Overall, the film works superbly well, particularly as an acid-tinged indictment of Mr. Blair as a man who put personal ambition first, and of “New Labour” as a hollow parody of the party’s traditional fealty to the working class. Particularly powerful is the final half hour, in which we see the differing reactions of Messrs. Blair and Brown to the unexpected death of the party’s leader, John Smith, in 1994. While Mr. Brown does the decent thing, mourning and waiting for a respectful interval to elapse before putting himself forward, Mr. Blair busily pushes all the right press buttons to undermine his friend’s position.

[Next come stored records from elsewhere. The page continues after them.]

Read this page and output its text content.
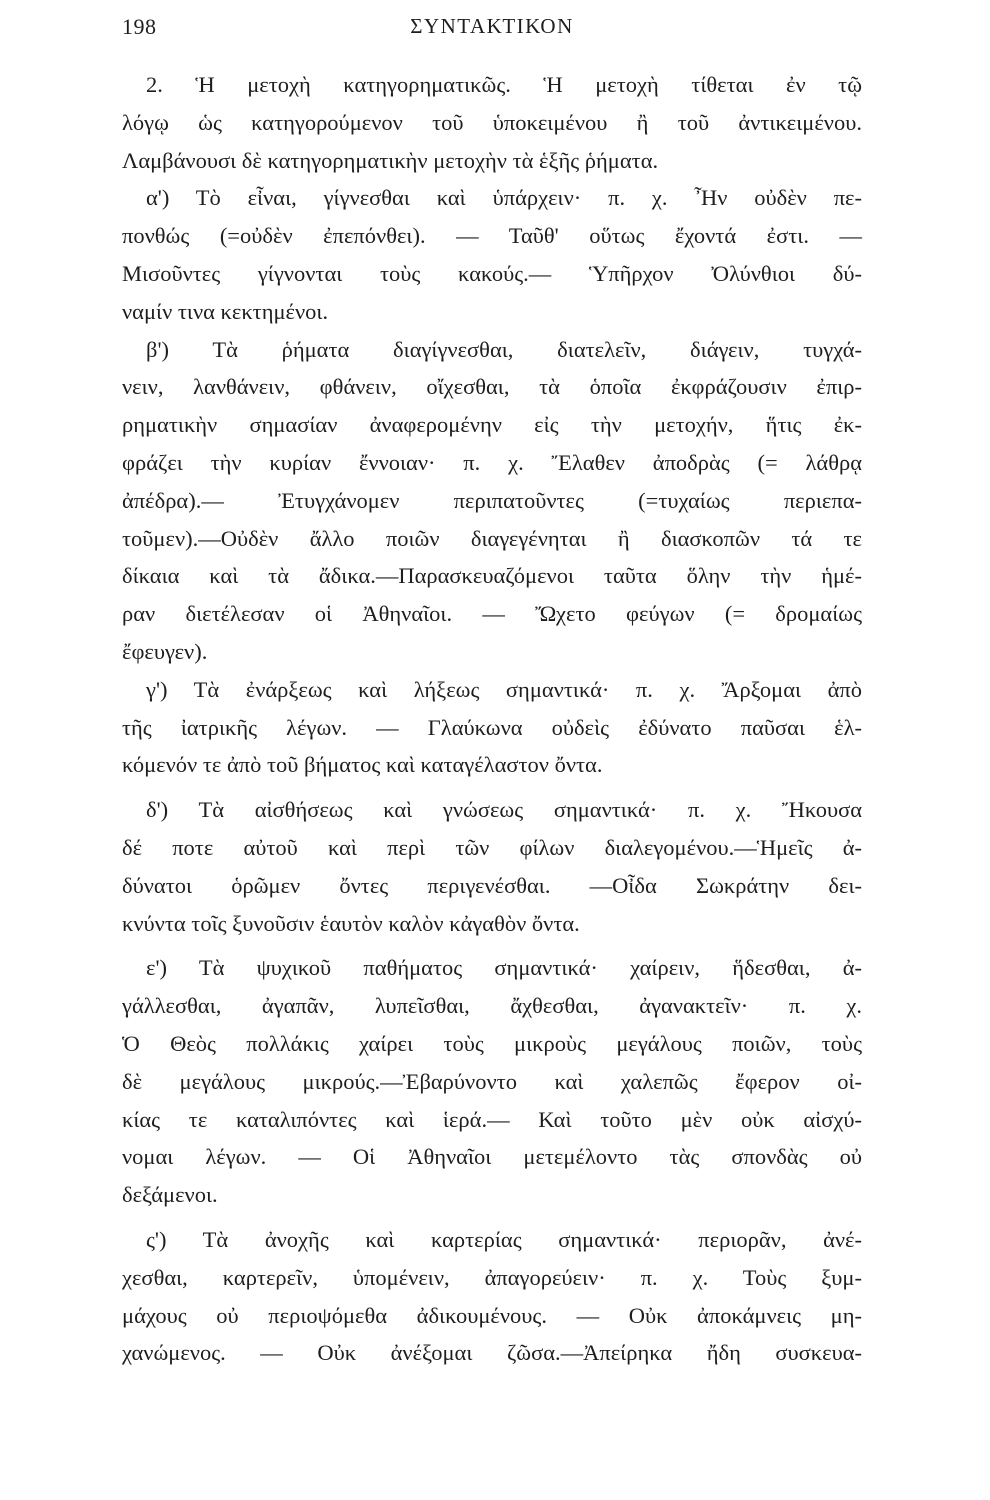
198	ΣΥΝΤΑΚΤΙΚΟΝ
2. Ἡ μετοχὴ κατηγορηματικῶς. Ἡ μετοχὴ τίθεται ἐν τῷ
λόγῳ ὡς κατηγορούμενον τοῦ ὑποκειμένου ἢ τοῦ ἀντικειμένου.
Λαμβάνουσι δὲ κατηγορηματικὴν μετοχὴν τὰ ἑξῆς ῥήματα.
α') Τὸ εἶναι, γίγνεσθαι καὶ ὑπάρχειν· π. χ. Ἦν οὐδὲν πε-
πονθώς (=οὐδὲν ἐπεπόνθει). — Ταῦθ' οὕτως ἔχοντά ἐστι. —
Μισοῦντες γίγνονται τοὺς κακούς.— Ὑπῆρχον Ὀλύνθιοι δύ-
ναμίν τινα κεκτημένοι.
β') Τὰ ῥήματα διαγίγνεσθαι, διατελεῖν, διάγειν, τυγχά-
νειν, λανθάνειν, φθάνειν, οἴχεσθαι, τὰ ὁποῖα ἐκφράζουσιν ἐπιρ-
ρηματικὴν σημασίαν ἀναφερομένην εἰς τὴν μετοχήν, ἥτις ἐκ-
φράζει τὴν κυρίαν ἔννοιαν· π. χ. Ἔλαθεν ἀποδρὰς (= λάθρᾳ
ἀπέδρα).— Ἐτυγχάνομεν περιπατοῦντες (=τυχαίως περιεπα-
τοῦμεν).—Οὐδὲν ἄλλο ποιῶν διαγεγένηται ἢ διασκοπῶν τά τε
δίκαια καὶ τὰ ἄδικα.—Παρασκευαζόμενοι ταῦτα ὅλην τὴν ἡμέ-
ραν διετέλεσαν οἱ Ἀθηναῖοι. — Ὤχετο φεύγων (= δρομαίως
ἔφευγεν).
γ') Τὰ ἐνάρξεως καὶ λήξεως σημαντικά· π. χ. Ἄρξομαι ἀπὸ
τῆς ἰατρικῆς λέγων. — Γλαύκωνα οὐδεὶς ἐδύνατο παῦσαι ἑλ-
κόμενόν τε ἀπὸ τοῦ βήματος καὶ καταγέλαστον ὄντα.
δ') Τὰ αἰσθήσεως καὶ γνώσεως σημαντικά· π. χ. Ἤκουσα
δέ ποτε αὐτοῦ καὶ περὶ τῶν φίλων διαλεγομένου.—Ἡμεῖς ἀ-
δύνατοι ὁρῶμεν ὄντες περιγενέσθαι. —Οἶδα Σωκράτην δει-
κνύντα τοῖς ξυνοῦσιν ἑαυτὸν καλὸν κἀγαθὸν ὄντα.
ε') Τὰ ψυχικοῦ παθήματος σημαντικά· χαίρειν, ἥδεσθαι, ἀ-
γάλλεσθαι, ἀγαπᾶν, λυπεῖσθαι, ἄχθεσθαι, ἀγανακτεῖν· π. χ.
Ὁ Θεὸς πολλάκις χαίρει τοὺς μικροὺς μεγάλους ποιῶν, τοὺς
δὲ μεγάλους μικρούς.—Ἐβαρύνοντο καὶ χαλεπῶς ἔφερον οἰ-
κίας τε καταλιπόντες καὶ ἱερά.— Καὶ τοῦτο μὲν οὐκ αἰσχύ-
νομαι λέγων. — Οἱ Ἀθηναῖοι μετεμέλοντο τὰς σπονδὰς οὐ
δεξάμενοι.
ς') Τὰ ἀνοχῆς καὶ καρτερίας σημαντικά· περιορᾶν, ἀνέ-
χεσθαι, καρτερεῖν, ὑπομένειν, ἀπαγορεύειν· π. χ. Τοὺς ξυμ-
μάχους οὐ περιοψόμεθα ἀδικουμένους. — Οὐκ ἀποκάμνεις μη-
χανώμενος. — Οὐκ ἀνέξομαι ζῶσα.—Ἀπείρηκα ἤδη συσκευα-
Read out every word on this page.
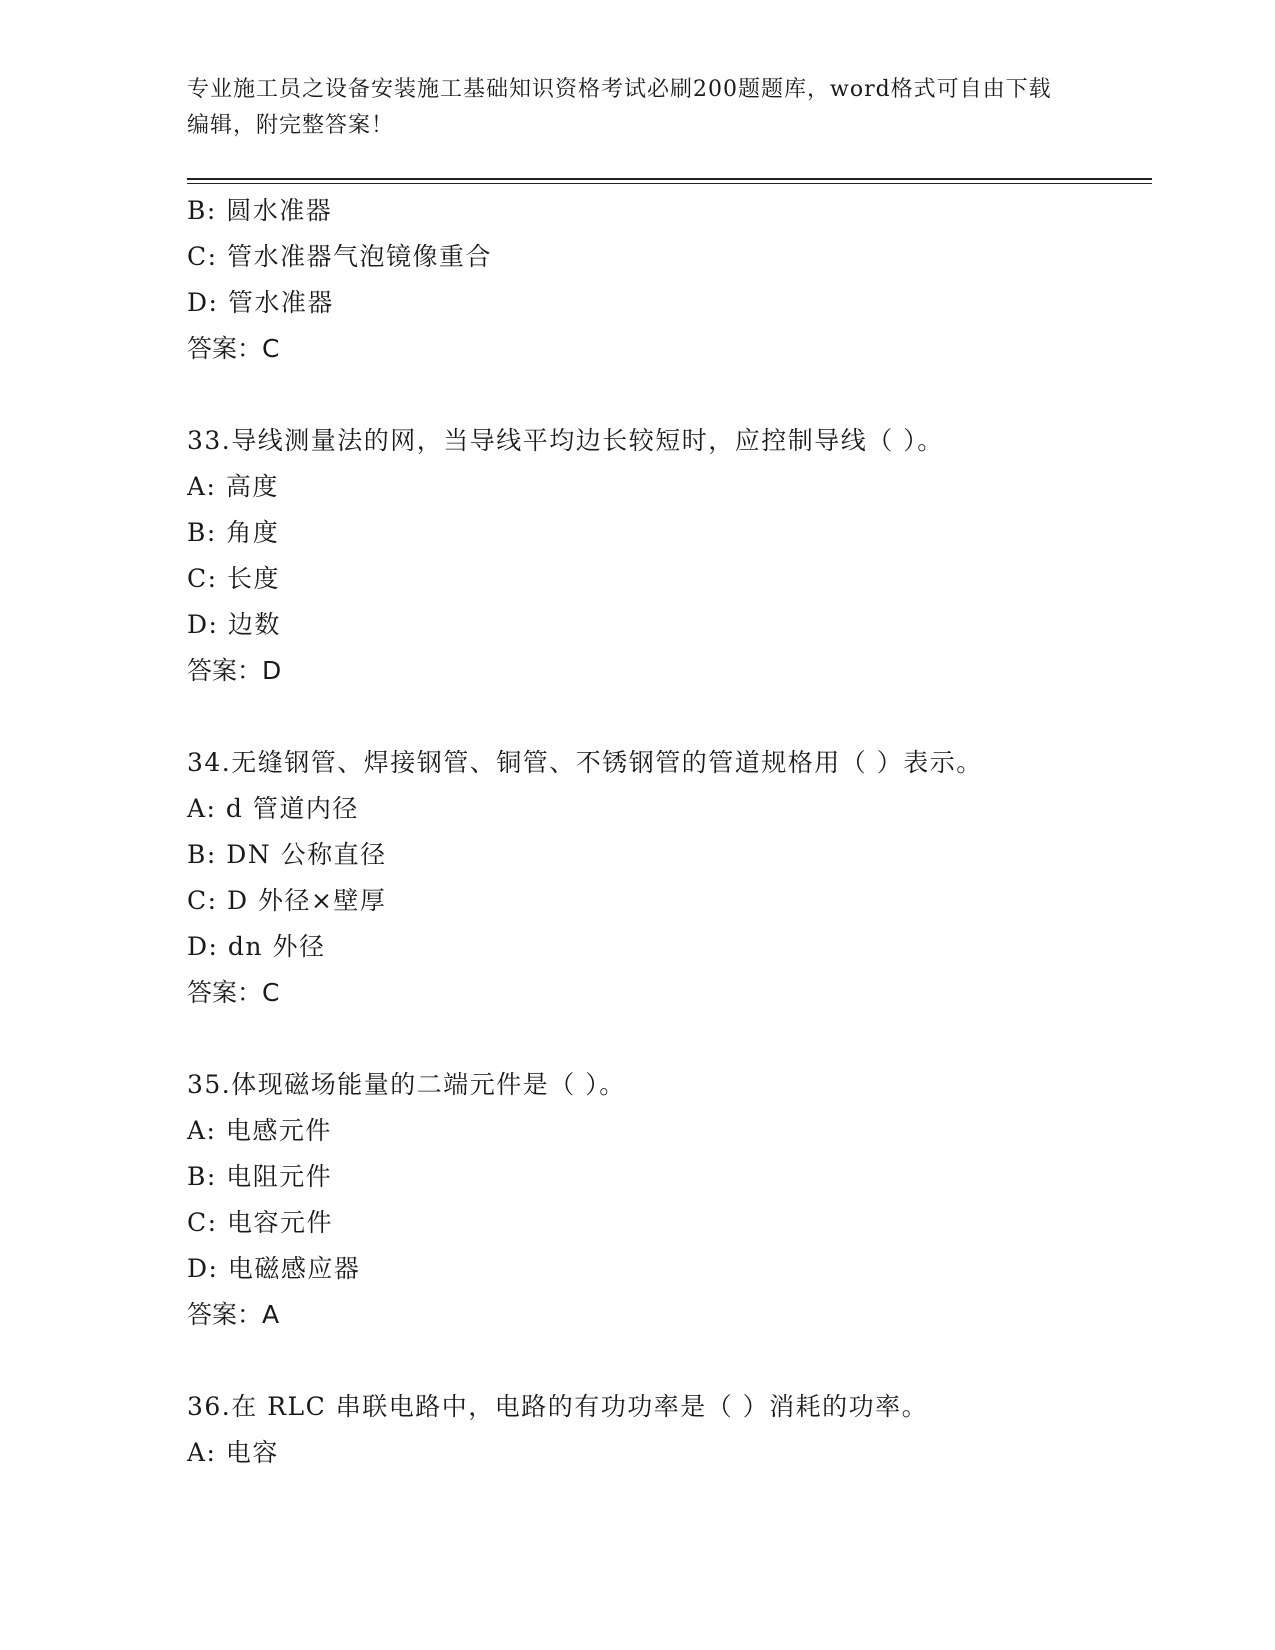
专业施工员之设备安装施工基础知识资格考试必刷200题题库，word格式可自由下载编辑，附完整答案！
B: 圆水准器
C: 管水准器气泡镜像重合
D: 管水准器
答案：C
33.导线测量法的网，当导线平均边长较短时，应控制导线（ ）。
A: 高度
B: 角度
C: 长度
D: 边数
答案：D
34.无缝钢管、焊接钢管、铜管、不锈钢管的管道规格用（ ）表示。
A: d 管道内径
B: DN 公称直径
C: D 外径×壁厚
D: dn 外径
答案：C
35.体现磁场能量的二端元件是（ ）。
A: 电感元件
B: 电阻元件
C: 电容元件
D: 电磁感应器
答案：A
36.在 RLC 串联电路中，电路的有功功率是（ ）消耗的功率。
A: 电容
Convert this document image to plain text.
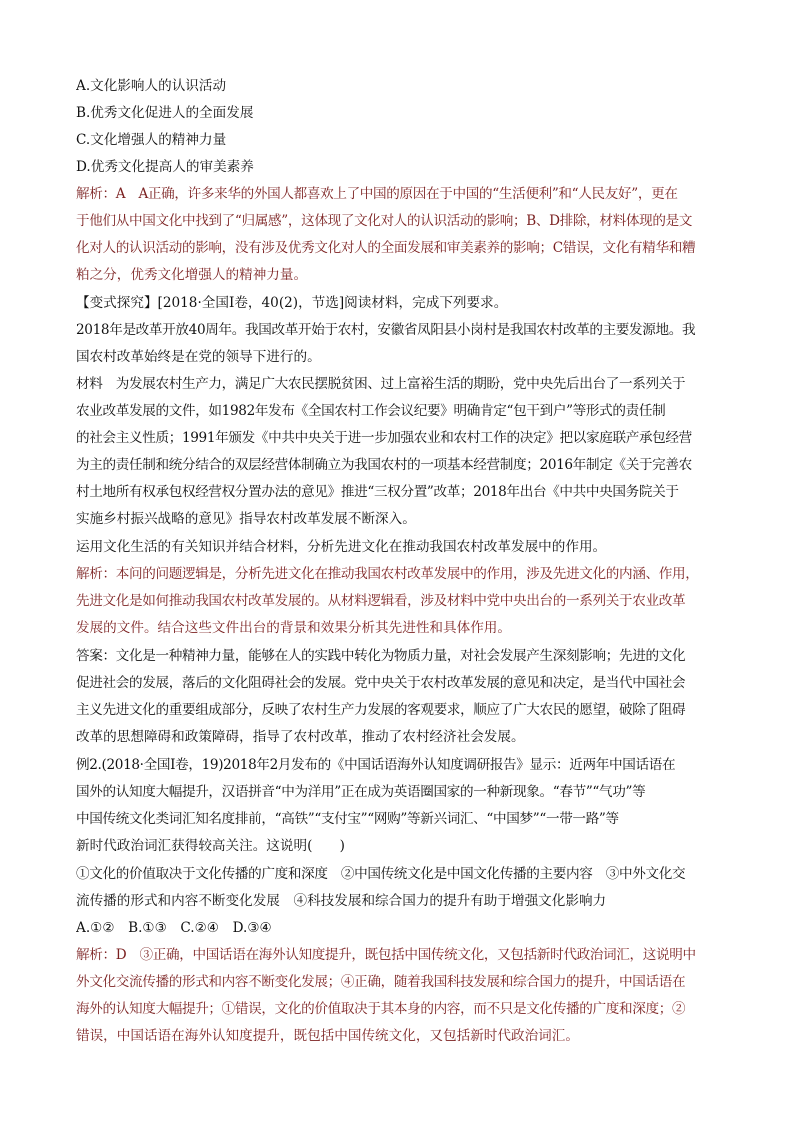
A.文化影响人的认识活动
B.优秀文化促进人的全面发展
C.文化增强人的精神力量
D.优秀文化提高人的审美素养
解析：A　A正确，许多来华的外国人都喜欢上了中国的原因在于中国的“生活便利”和“人民友好”，更在
于他们从中国文化中找到了“归属感”，这体现了文化对人的认识活动的影响；B、D排除，材料体现的是文
化对人的认识活动的影响，没有涉及优秀文化对人的全面发展和审美素养的影响；C错误，文化有精华和糟
粕之分，优秀文化增强人的精神力量。
【变式探究】[2018·全国Ⅰ卷，40(2)，节选]阅读材料，完成下列要求。
2018年是改革开放40周年。我国改革开始于农村，安徽省凤阳县小岗村是我国农村改革的主要发源地。我
国农村改革始终是在党的领导下进行的。
材料　为发展农村生产力，满足广大农民摆脱贫困、过上富裕生活的期盼，党中央先后出台了一系列关于
农业改革发展的文件，如1982年发布《全国农村工作会议纪要》明确肯定“包干到户”等形式的责任制
的社会主义性质；1991年颁发《中共中央关于进一步加强农业和农村工作的决定》把以家庭联产承包经营
为主的责任制和统分结合的双层经营体制确立为我国农村的一项基本经营制度；2016年制定《关于完善农
村土地所有权承包权经营权分置办法的意见》推进“三权分置”改革；2018年出台《中共中央国务院关于
实施乡村振兴战略的意见》指导农村改革发展不断深入。
运用文化生活的有关知识并结合材料，分析先进文化在推动我国农村改革发展中的作用。
解析：本问的问题逻辑是，分析先进文化在推动我国农村改革发展中的作用，涉及先进文化的内涵、作用，
先进文化是如何推动我国农村改革发展的。从材料逻辑看，涉及材料中党中央出台的一系列关于农业改革
发展的文件。结合这些文件出台的背景和效果分析其先进性和具体作用。
答案：文化是一种精神力量，能够在人的实践中转化为物质力量，对社会发展产生深刻影响；先进的文化
促进社会的发展，落后的文化阻碍社会的发展。党中央关于农村改革发展的意见和决定，是当代中国社会
主义先进文化的重要组成部分，反映了农村生产力发展的客观要求，顺应了广大农民的愿望，破除了阻碍
改革的思想障碍和政策障碍，指导了农村改革，推动了农村经济社会发展。
例2.(2018·全国Ⅰ卷，19)2018年2月发布的《中国话语海外认知度调研报告》显示：近两年中国话语在
国外的认知度大幅提升，汉语拼音“中为洋用”正在成为英语圈国家的一种新现象。“春节”“气功”等
中国传统文化类词汇知名度排前，“高铁”“支付宝”“网购”等新兴词汇、“中国梦”“一带一路”等
新时代政治词汇获得较高关注。这说明(　　)
①文化的价值取决于文化传播的广度和深度　②中国传统文化是中国文化传播的主要内容　③中外文化交
流传播的形式和内容不断变化发展　④科技发展和综合国力的提升有助于增强文化影响力
A.①②　B.①③　C.②④　D.③④
解析：D　③正确，中国话语在海外认知度提升，既包括中国传统文化，又包括新时代政治词汇，这说明中
外文化交流传播的形式和内容不断变化发展；④正确，随着我国科技发展和综合国力的提升，中国话语在
海外的认知度大幅提升；①错误，文化的价值取决于其本身的内容，而不只是文化传播的广度和深度；②
错误，中国话语在海外认知度提升，既包括中国传统文化，又包括新时代政治词汇。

As a damning depiction of a successful politician, this is remarkably effective — especially since no matter how hard Messrs. Morgan and Frears work to make us dislike Mr. Blair, his rise to power never seems anything less than inevitable. In that sense, “The Deal” is both intelligent and honest. It is also clear that though the screenwriter prefers Mr. Brown, it is Mr. Blair who fascinates him. He is one of those born politicians who, in Shakespeare’s words, are “lords and owners of their faces” (“I always wanted to be an actor,” Mr. Blair admits at one point), and who, while “moving others, are themselves as stone.” Unlike Mr. Brown, who is forever buried in paperwork, Mr. Blair flits from surface to surface, a creature of mirrors and cameras and screens, a man who, in the memorable words of Mr. Blair’s famed spinmeister, Peter Mandelson (Paul Rhys), has mastered “the ugly art of keeping friends.”
The film hints that despite being a fake Scot and a fake Englishman, Mr. Blair might just be a real American. In one amusing scene, he telephones Messrs. Brown and Mandelson from his house to call for an urgent strategy meeting, then leans back on his sofa and softly strums an electric guitar as if he were in a college dorm room. Earlier, when Mr. Brown admits that he finds it difficult to talk about his personal life, Mr. Blair introduces him to the American use of the verb “share,” as in sharing one’s feelings. But does he have any? Not here he doesn’t. Nor does he have any core convictions or personality except for his belief that Labour must change. “Gordon … is just Gordon,” he says in a subtle indictment of his friend’s limitations. But Tony is … whoever you want or need him to be.
Now that Mr. Brown has been in office four months, we have a fresh perspective on “The Deal.” His first appearance at Prime Minister’s Question Time was a minor disaster: Visibly stammering and perspiring, he seemed unable to answer the questions routinely hit out of the park by Mr. Blair, to the point where his peers had to step in and help him.
Soon, however, he began to impress the populace by radiating a hypnotic aura of competence, sending the Conservatives into a panic. It was said he would soon call for a general election, ratifying himself as his own man and finally stepping out of his predecessor’s shadow. But then the opposition leader, David Cameron, made a single riveting speech, and Mr. Brown, in a poorly disguised panic, hurriedly called off his election plans.
Much of this is prefigured in the superb climactic scene of “The Deal,” in which the pact between the two men is struck over dinner. Mr. Blair admits that in many ways he is Mr. Brown’s intellectual and political inferior. Yet, if only through “a quirk of fate,” he also happens to be more likely to win a general election. Pressing his point, he adds that Mr. Brown already had a chance to run for party leadership against Mr. Smith, but (not for the first time) failed to seize the moment. With his decision not to call a general election against Mr. Cameron, history already seems to be repeating itself, and “The Deal” appears all the more prescient as a result.